Evangelism and Guilt

Over the years I have wrestled with evangelism.  Not so much the doing of it, but the guilt of it, or better said, the guilt of not doing it.  Looking back in the history of my congregation as we prepare for our 125th anniversary, I noticed huge evangelism pushes back into the 1960's, and no doubt beyond.  It was "Church Growth" and "web evangelism"  and things of this sort by the 80's when my ministry started.  I remember going down to Ann Arbor to be trained in the Dialog Evangelism II program that had just been launched.  They took D.James Kennedy's work and reworked it again from Biesenthal's prior reworking, changing the "dialog questions" to reflect the new realities they observed in the population.  By the time I arrived out here in the country in 2000 Evangelism as a 'program' seemed much on the wane.  At any rate, one finds it difficult to carry out traditional door-to-door methods when your neighbors are mostly a half mile separated from each other, not to mention the fact that catching people home in the evening no longer is a given.  Nevertheless, St. Peter congregation has not ceased proclaiming the Gospel, and last Sunday I brought into membership a man who had spent much of his adult life outside the church.  This Sunday or maybe next I might bring in a couple who went through adult instruction and found our church as people who lived in the area and felt at home here since he was a Catholic and she was Nazarene. Both are educated with graduate degrees. People of all types  come to the faith and grow in the faith even when we don't go knocking on their doors every Wednesday, and despite the fact that we don't have an organized program. Amazing.  Along those lines I appreciated a recent piece posted by Pr. Weedon on his blog:
What I have come to rejoice in is this:  our Lord did not command, "Go, fish for men!" He rather promised, "Follow me and I will make you a fisher of men."  He did not say:  "Go, witness!" He promises, "Stay in the city until you are clothed with power from on high and you will be my witnesses...to the ends of the earth."  And He does make us so:  fishers and witnesses.  As we follow Him, as we seek to love Him and to love our neighbor, serving them and honoring them and opening our mouth whenever they ask us to account for the hope that is in us, the Lord actually has use of us in bringing others to faith.  But He solidly keeps His hands on the verbs for conversion.  Not only is it true that I cannot believe by myself; I cannot give faith to a single other person out there - no matter how clever I may be in my attempts.  But I can love them, serve them, rejoice in them, and whenever they ask an account - open my mouth to declare this great joy in which we live with our sins forgiven, our death destroyed, secure in the love of a Savior who loves them too and did all this for them as well.

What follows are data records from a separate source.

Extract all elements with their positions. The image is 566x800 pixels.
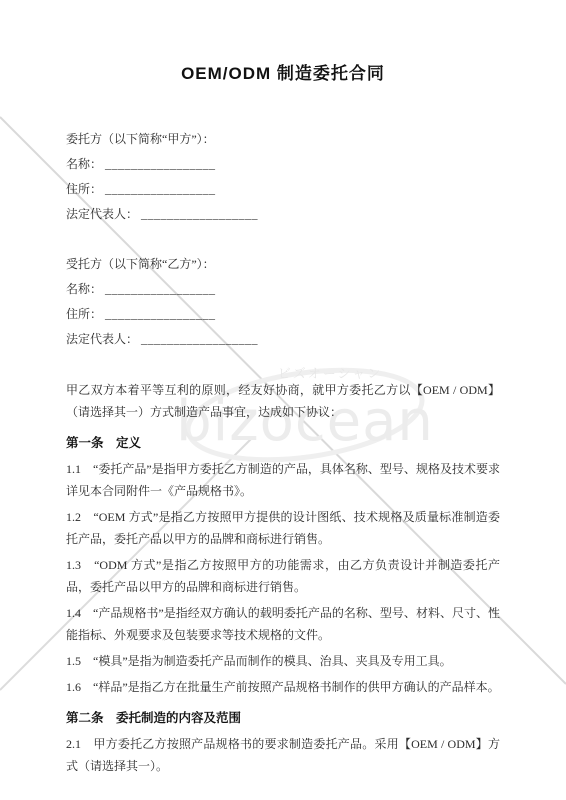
party-a-representative-row: 法定代表人： __________________ xyxy=(66,202,500,227)
party-a-representative-blank: __________________ xyxy=(141,207,258,221)
party-a-name-label: 名称： xyxy=(66,157,102,171)
party-a-name-blank: _________________ xyxy=(105,157,216,171)
document-content: OEM/ODM 制造委托合同 委托方（以下简称“甲方”）： 名称： ______… xyxy=(66,0,500,777)
party-a-address-row: 住所： _________________ xyxy=(66,177,500,202)
clause-2-1: 2.1 甲方委托乙方按照产品规格书的要求制造委托产品。采用【OEM / ODM】… xyxy=(66,733,500,777)
party-b-address-row: 住所： _________________ xyxy=(66,302,500,327)
party-a-heading: 委托方（以下简称“甲方”）： xyxy=(66,127,500,152)
party-b-name-row: 名称： _________________ xyxy=(66,277,500,302)
contract-document-page: ビズオーシャン bizocean OEM/ODM 制造委托合同 委托方（以下简称… xyxy=(0,0,566,800)
section-2-heading: 第二条 委托制造的内容及范围 xyxy=(66,707,500,729)
party-a-name-row: 名称： _________________ xyxy=(66,152,500,177)
party-b-representative-blank: __________________ xyxy=(141,332,258,346)
party-a-address-label: 住所： xyxy=(66,182,102,196)
clause-1-4: 1.4 “产品规格书”是指经双方确认的载明委托产品的名称、型号、材料、尺寸、性能… xyxy=(66,602,500,646)
section-1-heading: 第一条 定义 xyxy=(66,432,500,454)
party-b-name-blank: _________________ xyxy=(105,282,216,296)
clause-1-2: 1.2 “OEM 方式”是指乙方按照甲方提供的设计图纸、技术规格及质量标准制造委… xyxy=(66,506,500,550)
clause-1-5: 1.5 “模具”是指为制造委托产品而制作的模具、治具、夹具及专用工具。 xyxy=(66,650,500,672)
clause-1-1: 1.1 “委托产品”是指甲方委托乙方制造的产品，具体名称、型号、规格及技术要求详… xyxy=(66,458,500,502)
party-b-representative-label: 法定代表人： xyxy=(66,332,138,346)
party-b-name-label: 名称： xyxy=(66,282,102,296)
clause-1-3: 1.3 “ODM 方式”是指乙方按照甲方的功能需求，由乙方负责设计并制造委托产品… xyxy=(66,554,500,598)
document-title: OEM/ODM 制造委托合同 xyxy=(66,62,500,86)
intro-paragraph: 甲乙双方本着平等互利的原则，经友好协商，就甲方委托乙方以【OEM / ODM】（… xyxy=(66,379,500,423)
party-a-address-blank: _________________ xyxy=(105,182,216,196)
party-b-heading: 受托方（以下简称“乙方”）： xyxy=(66,252,500,277)
clause-1-6: 1.6 “样品”是指乙方在批量生产前按照产品规格书制作的供甲方确认的产品样本。 xyxy=(66,676,500,698)
party-b-representative-row: 法定代表人： __________________ xyxy=(66,327,500,352)
party-b-block: 受托方（以下简称“乙方”）： 名称： _________________ 住所：… xyxy=(66,252,500,352)
party-a-block: 委托方（以下简称“甲方”）： 名称： _________________ 住所：… xyxy=(66,127,500,227)
party-b-address-blank: _________________ xyxy=(105,307,216,321)
party-a-representative-label: 法定代表人： xyxy=(66,207,138,221)
party-b-address-label: 住所： xyxy=(66,307,102,321)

Have you ever been in a conversation where you had the distinct impression that the other person asked a question of you, but really wasn't listening, wasn't interested, was only waiting to talk?  How frustrating that is?  And yet that's how we've made evangelism come off too often.  What a different critter it is when our witness to the Savior comes as a result of genuine inquiry.  And with no need to pressure the person - just to share with them the love that we have come to know and rejoice in and live from - and to assure them that it is for them as much as for us.  I see that as the Lord's keeping His gracious promise to us - to make us fishers, to make us witnesses.  Gift, not demand.  Promise, not burden.  Peace, not pressure.